Galvanized steel is a commonplace item in any hardware store from poles to fittings to bolts. The metal materials are used to hold together fence boards and are used in many guard rails on the side of the road. But how do they galvanize the steel? Here’s everything you wanted to know about the galvanization process.

Entering the Kettle

Fabricated steel is immersed into a molten zinc bath at a steamy 840 to 850 degrees Fahrenheit. The 150-year-old practice uses galvanizing tanks for the hot-dip galvanization process. The zinc bonds to the steel creating a protective layer.
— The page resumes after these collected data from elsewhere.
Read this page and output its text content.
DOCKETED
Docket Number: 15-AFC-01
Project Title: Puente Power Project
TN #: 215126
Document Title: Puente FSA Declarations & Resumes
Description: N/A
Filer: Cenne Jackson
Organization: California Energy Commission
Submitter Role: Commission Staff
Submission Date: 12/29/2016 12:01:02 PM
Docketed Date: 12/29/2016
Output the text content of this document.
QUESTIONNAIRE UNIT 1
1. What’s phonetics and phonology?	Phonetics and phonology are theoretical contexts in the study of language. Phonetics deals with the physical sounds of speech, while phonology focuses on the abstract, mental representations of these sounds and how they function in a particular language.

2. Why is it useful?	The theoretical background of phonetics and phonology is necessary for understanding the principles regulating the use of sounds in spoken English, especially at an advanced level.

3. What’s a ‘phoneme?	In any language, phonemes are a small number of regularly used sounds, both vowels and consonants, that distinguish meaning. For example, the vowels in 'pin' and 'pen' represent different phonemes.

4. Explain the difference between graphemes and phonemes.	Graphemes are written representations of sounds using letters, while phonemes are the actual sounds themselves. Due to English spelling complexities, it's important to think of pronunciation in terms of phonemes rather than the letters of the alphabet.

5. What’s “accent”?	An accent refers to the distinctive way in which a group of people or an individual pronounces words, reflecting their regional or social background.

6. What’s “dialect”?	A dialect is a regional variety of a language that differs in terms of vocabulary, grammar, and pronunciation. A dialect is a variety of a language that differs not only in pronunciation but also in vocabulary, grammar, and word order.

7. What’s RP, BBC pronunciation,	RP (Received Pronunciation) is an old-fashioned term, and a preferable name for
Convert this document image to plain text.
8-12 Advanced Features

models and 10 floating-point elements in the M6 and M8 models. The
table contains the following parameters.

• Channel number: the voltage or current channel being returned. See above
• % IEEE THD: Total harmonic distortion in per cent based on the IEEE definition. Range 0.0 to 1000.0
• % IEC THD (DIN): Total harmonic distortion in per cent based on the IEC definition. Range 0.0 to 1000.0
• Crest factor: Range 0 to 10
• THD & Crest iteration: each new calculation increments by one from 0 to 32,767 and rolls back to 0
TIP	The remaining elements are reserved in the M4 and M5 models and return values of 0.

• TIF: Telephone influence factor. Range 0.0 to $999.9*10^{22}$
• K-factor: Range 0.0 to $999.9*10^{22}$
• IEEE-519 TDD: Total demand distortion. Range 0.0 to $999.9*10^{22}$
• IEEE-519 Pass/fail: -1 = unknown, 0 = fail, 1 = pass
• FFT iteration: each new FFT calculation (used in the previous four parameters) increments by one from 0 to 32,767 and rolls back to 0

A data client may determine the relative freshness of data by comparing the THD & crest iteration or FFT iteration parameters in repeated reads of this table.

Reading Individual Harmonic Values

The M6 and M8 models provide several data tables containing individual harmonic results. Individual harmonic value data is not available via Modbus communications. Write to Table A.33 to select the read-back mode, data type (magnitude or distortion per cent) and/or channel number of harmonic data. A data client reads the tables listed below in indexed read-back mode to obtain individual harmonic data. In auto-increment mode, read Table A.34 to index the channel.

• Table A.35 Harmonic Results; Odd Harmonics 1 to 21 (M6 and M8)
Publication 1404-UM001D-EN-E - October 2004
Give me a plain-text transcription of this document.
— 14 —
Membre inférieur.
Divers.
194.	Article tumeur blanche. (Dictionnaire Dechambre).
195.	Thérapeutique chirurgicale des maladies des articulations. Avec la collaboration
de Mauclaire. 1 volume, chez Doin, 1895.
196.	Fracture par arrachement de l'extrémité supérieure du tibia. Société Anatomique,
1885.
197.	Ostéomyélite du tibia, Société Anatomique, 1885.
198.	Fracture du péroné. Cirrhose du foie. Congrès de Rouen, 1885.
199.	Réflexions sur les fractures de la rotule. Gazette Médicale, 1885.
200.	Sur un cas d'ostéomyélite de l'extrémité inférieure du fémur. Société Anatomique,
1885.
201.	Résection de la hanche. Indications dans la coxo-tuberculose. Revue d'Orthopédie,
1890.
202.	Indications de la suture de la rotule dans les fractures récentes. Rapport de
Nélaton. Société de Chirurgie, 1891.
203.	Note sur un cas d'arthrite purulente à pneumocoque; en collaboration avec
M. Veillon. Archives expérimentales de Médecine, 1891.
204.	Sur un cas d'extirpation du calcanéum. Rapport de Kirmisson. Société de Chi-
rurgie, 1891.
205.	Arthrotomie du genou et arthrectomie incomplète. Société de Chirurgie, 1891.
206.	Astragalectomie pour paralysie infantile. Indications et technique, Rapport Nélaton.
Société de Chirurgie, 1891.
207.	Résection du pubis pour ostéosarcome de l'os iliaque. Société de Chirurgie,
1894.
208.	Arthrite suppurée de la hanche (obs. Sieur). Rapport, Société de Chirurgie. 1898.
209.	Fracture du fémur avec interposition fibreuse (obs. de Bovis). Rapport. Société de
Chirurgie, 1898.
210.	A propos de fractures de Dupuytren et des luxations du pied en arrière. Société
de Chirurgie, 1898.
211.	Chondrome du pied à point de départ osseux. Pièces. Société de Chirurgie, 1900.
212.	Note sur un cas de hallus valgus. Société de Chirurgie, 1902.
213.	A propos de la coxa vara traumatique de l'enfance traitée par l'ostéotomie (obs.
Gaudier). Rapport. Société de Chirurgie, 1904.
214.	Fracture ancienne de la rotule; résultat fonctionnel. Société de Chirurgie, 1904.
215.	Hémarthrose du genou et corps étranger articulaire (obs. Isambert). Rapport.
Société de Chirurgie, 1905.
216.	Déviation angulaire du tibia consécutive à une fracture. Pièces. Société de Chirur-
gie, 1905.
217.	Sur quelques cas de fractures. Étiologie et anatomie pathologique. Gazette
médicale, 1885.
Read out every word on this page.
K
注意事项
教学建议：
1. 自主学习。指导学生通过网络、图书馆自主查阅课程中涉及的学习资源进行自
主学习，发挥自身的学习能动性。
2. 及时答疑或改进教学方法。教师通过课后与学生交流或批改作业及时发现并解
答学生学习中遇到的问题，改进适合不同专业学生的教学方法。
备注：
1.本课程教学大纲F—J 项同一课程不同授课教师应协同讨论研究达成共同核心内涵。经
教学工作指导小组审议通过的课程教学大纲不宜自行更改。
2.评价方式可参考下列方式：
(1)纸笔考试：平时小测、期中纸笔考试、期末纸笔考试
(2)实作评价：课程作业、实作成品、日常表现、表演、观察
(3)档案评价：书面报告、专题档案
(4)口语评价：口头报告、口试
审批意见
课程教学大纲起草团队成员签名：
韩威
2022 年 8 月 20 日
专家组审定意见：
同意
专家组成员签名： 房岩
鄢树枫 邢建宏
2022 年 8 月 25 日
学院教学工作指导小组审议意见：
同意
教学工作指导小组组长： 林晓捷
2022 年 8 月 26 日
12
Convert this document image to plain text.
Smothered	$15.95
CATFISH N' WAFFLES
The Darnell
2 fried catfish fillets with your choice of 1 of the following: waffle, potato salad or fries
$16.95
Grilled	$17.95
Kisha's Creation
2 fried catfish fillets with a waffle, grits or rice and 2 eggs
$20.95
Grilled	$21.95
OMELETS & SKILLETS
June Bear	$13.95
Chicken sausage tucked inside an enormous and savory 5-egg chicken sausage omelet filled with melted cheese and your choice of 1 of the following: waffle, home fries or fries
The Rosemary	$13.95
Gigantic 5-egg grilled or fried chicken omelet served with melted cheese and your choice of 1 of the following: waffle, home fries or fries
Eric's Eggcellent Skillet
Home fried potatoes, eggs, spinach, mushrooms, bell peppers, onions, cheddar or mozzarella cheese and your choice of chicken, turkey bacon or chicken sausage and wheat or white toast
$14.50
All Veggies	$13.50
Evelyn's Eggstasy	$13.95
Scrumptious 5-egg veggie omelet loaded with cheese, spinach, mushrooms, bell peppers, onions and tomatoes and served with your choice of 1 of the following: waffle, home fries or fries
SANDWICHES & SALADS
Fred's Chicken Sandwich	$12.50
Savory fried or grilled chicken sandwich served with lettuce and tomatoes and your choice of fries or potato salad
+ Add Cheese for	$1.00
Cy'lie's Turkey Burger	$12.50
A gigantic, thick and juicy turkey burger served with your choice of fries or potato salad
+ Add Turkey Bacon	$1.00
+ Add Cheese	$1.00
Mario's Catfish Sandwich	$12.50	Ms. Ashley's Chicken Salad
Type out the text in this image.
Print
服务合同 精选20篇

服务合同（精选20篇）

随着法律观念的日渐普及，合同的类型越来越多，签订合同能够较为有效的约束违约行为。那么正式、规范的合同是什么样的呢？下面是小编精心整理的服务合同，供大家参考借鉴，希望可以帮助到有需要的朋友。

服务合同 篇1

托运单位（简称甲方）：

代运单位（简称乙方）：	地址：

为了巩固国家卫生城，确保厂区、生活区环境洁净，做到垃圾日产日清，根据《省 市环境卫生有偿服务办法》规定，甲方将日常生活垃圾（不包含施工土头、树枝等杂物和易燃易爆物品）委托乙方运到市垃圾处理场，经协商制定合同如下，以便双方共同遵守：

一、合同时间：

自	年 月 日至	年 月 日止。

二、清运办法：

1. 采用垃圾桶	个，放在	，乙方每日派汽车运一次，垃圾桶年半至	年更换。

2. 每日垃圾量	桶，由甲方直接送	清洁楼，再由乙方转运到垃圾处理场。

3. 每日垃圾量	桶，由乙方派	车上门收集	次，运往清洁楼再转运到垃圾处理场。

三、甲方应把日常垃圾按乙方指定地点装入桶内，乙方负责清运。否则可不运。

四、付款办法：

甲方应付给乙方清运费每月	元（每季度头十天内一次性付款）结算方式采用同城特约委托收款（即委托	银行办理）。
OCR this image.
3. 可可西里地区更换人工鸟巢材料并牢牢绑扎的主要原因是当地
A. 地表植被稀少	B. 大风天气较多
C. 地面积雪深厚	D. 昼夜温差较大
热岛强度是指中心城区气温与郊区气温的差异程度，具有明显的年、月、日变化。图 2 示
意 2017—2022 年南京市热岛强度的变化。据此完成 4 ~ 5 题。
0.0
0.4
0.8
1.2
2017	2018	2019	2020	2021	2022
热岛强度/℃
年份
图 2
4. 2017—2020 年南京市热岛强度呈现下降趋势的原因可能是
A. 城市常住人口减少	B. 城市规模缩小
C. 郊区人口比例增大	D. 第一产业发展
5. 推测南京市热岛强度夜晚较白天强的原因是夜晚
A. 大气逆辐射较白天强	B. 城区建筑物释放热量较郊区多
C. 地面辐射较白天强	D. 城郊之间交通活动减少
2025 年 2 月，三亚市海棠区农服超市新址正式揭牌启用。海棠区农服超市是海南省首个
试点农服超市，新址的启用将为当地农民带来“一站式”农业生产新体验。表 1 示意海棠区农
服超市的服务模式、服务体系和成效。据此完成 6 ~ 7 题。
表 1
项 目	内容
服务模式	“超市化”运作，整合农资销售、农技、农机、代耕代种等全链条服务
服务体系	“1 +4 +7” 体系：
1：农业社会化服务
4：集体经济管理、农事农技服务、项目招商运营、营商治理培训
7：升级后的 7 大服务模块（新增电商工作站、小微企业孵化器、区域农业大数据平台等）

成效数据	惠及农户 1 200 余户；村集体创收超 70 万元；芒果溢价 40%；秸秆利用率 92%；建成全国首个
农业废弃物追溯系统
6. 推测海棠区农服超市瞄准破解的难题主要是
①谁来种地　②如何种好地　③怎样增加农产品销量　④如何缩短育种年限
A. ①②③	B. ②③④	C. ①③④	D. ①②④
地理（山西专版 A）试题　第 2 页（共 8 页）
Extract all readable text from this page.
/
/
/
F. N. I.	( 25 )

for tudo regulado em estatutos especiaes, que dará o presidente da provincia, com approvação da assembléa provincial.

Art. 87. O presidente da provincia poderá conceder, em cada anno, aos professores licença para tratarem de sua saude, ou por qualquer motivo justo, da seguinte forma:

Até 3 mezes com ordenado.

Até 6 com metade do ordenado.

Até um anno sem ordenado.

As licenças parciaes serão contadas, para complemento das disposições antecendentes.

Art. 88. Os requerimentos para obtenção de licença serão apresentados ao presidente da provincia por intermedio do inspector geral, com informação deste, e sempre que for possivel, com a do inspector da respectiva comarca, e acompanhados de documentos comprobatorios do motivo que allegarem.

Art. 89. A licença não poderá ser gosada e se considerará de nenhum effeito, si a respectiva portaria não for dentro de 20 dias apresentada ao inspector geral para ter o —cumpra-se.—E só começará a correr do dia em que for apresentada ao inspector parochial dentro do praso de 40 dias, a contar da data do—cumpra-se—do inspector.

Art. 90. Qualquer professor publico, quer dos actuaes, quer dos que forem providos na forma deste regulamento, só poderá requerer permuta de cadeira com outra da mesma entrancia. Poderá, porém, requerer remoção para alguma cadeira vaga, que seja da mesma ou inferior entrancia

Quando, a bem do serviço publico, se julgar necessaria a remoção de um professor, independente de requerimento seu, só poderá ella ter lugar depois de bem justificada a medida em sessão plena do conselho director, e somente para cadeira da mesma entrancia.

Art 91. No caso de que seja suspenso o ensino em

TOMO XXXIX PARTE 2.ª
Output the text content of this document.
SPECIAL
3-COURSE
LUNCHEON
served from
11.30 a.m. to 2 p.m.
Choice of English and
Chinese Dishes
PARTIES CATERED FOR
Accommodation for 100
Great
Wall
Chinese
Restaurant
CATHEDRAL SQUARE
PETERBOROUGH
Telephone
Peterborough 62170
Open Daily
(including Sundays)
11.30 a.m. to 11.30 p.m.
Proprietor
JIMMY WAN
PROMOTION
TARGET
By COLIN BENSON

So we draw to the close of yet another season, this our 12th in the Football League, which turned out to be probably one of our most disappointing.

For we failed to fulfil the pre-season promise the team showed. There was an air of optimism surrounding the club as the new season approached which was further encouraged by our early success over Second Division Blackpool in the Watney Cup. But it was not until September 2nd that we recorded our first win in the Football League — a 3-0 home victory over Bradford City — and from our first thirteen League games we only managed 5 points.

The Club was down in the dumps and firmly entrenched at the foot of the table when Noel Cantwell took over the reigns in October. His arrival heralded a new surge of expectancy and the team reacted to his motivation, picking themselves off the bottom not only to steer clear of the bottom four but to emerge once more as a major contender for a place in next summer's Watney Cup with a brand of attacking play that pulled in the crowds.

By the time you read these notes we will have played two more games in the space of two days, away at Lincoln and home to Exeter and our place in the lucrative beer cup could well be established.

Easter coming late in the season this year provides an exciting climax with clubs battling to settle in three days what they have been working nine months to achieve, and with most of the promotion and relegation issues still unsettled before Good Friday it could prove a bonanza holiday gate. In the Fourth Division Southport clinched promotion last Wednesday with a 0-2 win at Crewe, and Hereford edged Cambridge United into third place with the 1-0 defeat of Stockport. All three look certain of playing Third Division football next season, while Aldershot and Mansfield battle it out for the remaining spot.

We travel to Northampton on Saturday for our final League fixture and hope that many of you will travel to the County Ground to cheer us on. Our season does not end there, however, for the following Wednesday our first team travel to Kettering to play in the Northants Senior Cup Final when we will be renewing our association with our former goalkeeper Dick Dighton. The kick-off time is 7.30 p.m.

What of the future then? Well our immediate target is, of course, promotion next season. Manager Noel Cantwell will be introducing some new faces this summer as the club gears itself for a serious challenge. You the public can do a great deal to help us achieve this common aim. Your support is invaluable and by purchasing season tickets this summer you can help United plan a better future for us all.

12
The steel comes out of the kettle with a bright appearance. The galvanizer is an experienced chemist and metallurgical worker creating corrosion protection for the versatile metal.

Grades of Zinc

Galvanized steel comes in five grades of zinc. Containing a minimum of 99.995% zinc is the London Metal Exchange Grade. A minimum of 99.990% makes Special High Grade a high purity zinc galvanization. High grade starts at 99.95% followed by Intermediate Grade at 99.5%. Prime Western Grade contains 98.5% zinc with the addition of 0.5 to 1.4% lead.

General Concerns On-Site

The steel can be rejected on-site for a variety of reasons. Common ones include bare spots, dross protrusions, runs and lumpiness, general roughness, mottled or matte gray coating, ash inclusions, rust stains and flux inclusions. Some issues may self heal, but many are grounds for exclusion. The galvanizer can offer better reasons for why certain pieces are rejected.

Now that you know a little more about how the steel is galvanized you may have a little more appreciation for the silver hardware and pipes. They withstand the elements to make sure your home and businesses benefit from the long-lasting materials. Galvanized steel is relatively easy to maintain with decades of corrosion protection even out in the elements.